Overseas Young Scientists Forum on Estuaries and Coasts was held at ECNU’s Zhongbei campus on June 26-28, 2016. Prof. Haifeng Qian, director of Human Resource office attended the opening ceremony, showed our school’s support on scientific research personnel. Prof. Weiguo Zhang, deputy director and vice president of SKLEC, introduced the development and evolution, research area and progress of SKLEC, and gave a warm welcome aspiring young people to join our team.

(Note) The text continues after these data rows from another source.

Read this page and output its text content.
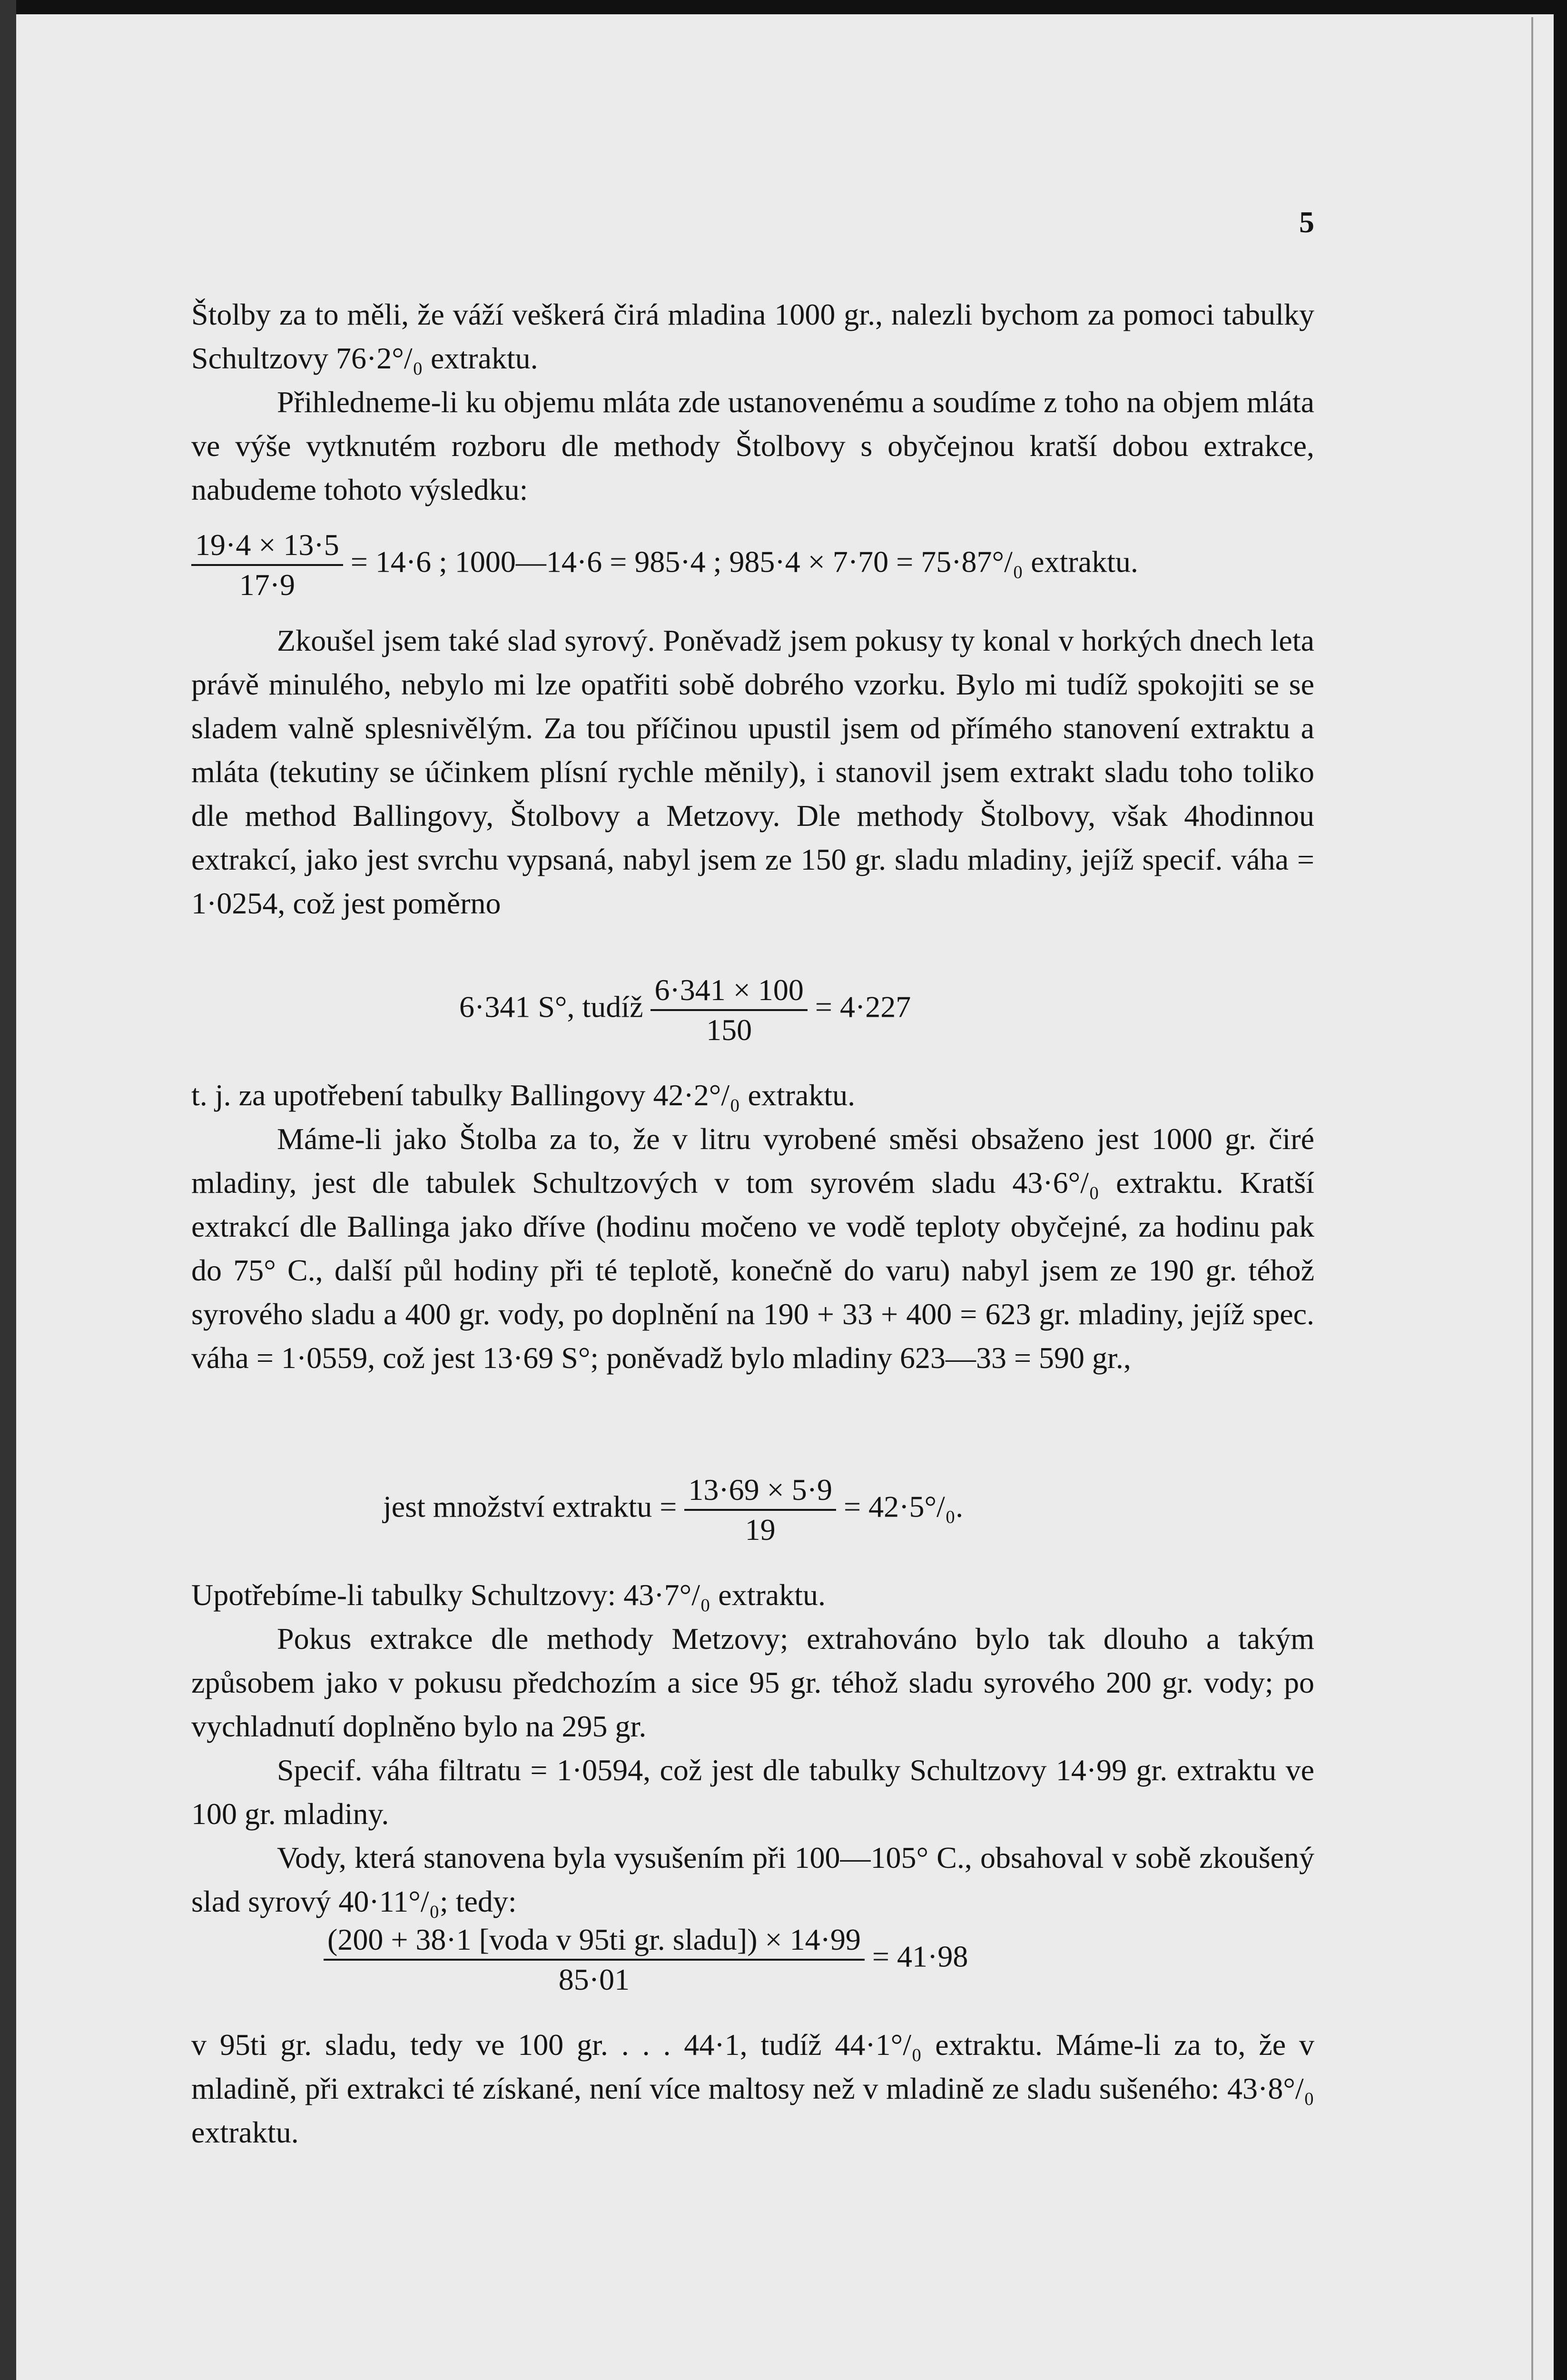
5

Štolby za to měli, že váží veškerá čirá mladina 1000 gr., nalezli bychom za pomoci tabulky Schultzovy 76·2°/₀ extraktu.

Přihledneme-li ku objemu mláta zde ustanovenému a soudíme z toho na objem mláta ve výše vytknutém rozboru dle methody Štolbovy s obyčejnou kratší dobou extrakce, nabudeme tohoto výsledku:

$\frac{19\cdot 4 \times 13\cdot 5}{17\cdot 9} = 14\cdot 6$ ; 1000—14·6 = 985·4 ; 985·4 × 7·70 = 75·87°/₀ extraktu.

Zkoušel jsem také slad syrový. Poněvadž jsem pokusy ty konal v horkých dnech leta právě minulého, nebylo mi lze opatřiti sobě dobrého vzorku. Bylo mi tudíž spokojiti se se sladem valně splesnivělým. Za tou příčinou upustil jsem od přímého stanovení extraktu a mláta (tekutiny se účinkem plísní rychle měnily), i stanovil jsem extrakt sladu toho toliko dle method Ballingovy, Štolbovy a Metzovy. Dle methody Štolbovy, však 4hodinnou extrakcí, jako jest svrchu vypsaná, nabyl jsem ze 150 gr. sladu mladiny, jejíž specif. váha = 1·0254, což jest poměrno

6·341 S°, tudíž $\frac{6\cdot 341 \times 100}{150} = 4\cdot 227$

t. j. za upotřebení tabulky Ballingovy 42·2°/₀ extraktu.

Máme-li jako Štolba za to, že v litru vyrobené směsi obsaženo jest 1000 gr. čiré mladiny, jest dle tabulek Schultzových v tom syrovém sladu 43·6°/₀ extraktu. Kratší extrakcí dle Ballinga jako dříve (hodinu močeno ve vodě teploty obyčejné, za hodinu pak do 75° C., další půl hodiny při té teplotě, konečně do varu) nabyl jsem ze 190 gr. téhož syrového sladu a 400 gr. vody, po doplnění na 190 + 33 + 400 = 623 gr. mladiny, jejíž spec. váha = 1·0559, což jest 13·69 S°; poněvadž bylo mladiny 623—33 = 590 gr.,

jest množství extraktu = $\frac{13\cdot 69 \times 5\cdot 9}{19} = 42\cdot 5^\circ/_0$.

Upotřebíme-li tabulky Schultzovy: 43·7°/₀ extraktu.

Pokus extrakce dle methody Metzovy; extrahováno bylo tak dlouho a takým způsobem jako v pokusu předchozím a sice 95 gr. téhož sladu syrového 200 gr. vody; po vychladnutí doplněno bylo na 295 gr.

Specif. váha filtratu = 1·0594, což jest dle tabulky Schultzovy 14·99 gr. extraktu ve 100 gr. mladiny.

Vody, která stanovena byla vysušením při 100—105° C., obsahoval v sobě zkoušený slad syrový 40·11°/₀; tedy:

$\frac{\text{(200 + 38·1 [voda v 95ti gr. sladu]) × 14·99}}{85\cdot 01} = 41\cdot 98$

v 95ti gr. sladu, tedy ve 100 gr. . . . 44·1, tudíž 44·1°/₀ extraktu. Máme-li za to, že v mladině, při extrakci té získané, není více maltosy než v mladině ze sladu sušeného: 43·8°/₀ extraktu.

The participants of the forum included: Dr. Zhixiong Shen, Department of Marine Science,Coastal Carolina University; Dr. Zhixuan Feng, Biology Department, Woods Hole Oceanographic Institution; Dr. Zhenchang Zhu, Royal Netherlands Institute for Sea Research; Dr. Jim Van Belzen, Royal Netherlands Institute for Sea Research; Dr. Zhigang Ma, Royal Netherlands Institute for Sea Research; Dr. Xing Ji, Institute for Biodiversity and Ecosystem Dynamics (IBED), University of Amsterdam; Dr. Tao Wang, Department of Physical Oceanography, Ocean University of China. Following are report themes: Growth and waning of a delta: implication for coastal restoration；Copepod biogeography in a changing Arctic marine environment；The ecology of vegetated foreshores: understanding processes and thresholds driving system dynamics；Disturbing fact: Tidal marshes are resilient at the edge of collapse；Salt marsh morphodynamics in a non-turbid system；Effects of rising CO2 concentrations in phytoplankton competitive interaction.
Prof. Matt Kirwan and Prof. Johan van de Koppel came from Virginia Institute of Marine Science and Royal Netherlands Institute for Sea Research as the keynote speakers give frontier talk about coastal landscape evolution and spatial complexity of estuarine and coastal ecosystems, respectively.
After the report, all participants asked questions and carried on warm discussion.This forum provided a venue for young scholars and academic scientists from home and abroad to present and discuss the latest results and techniques in applied and theoretical estuarine and coastal.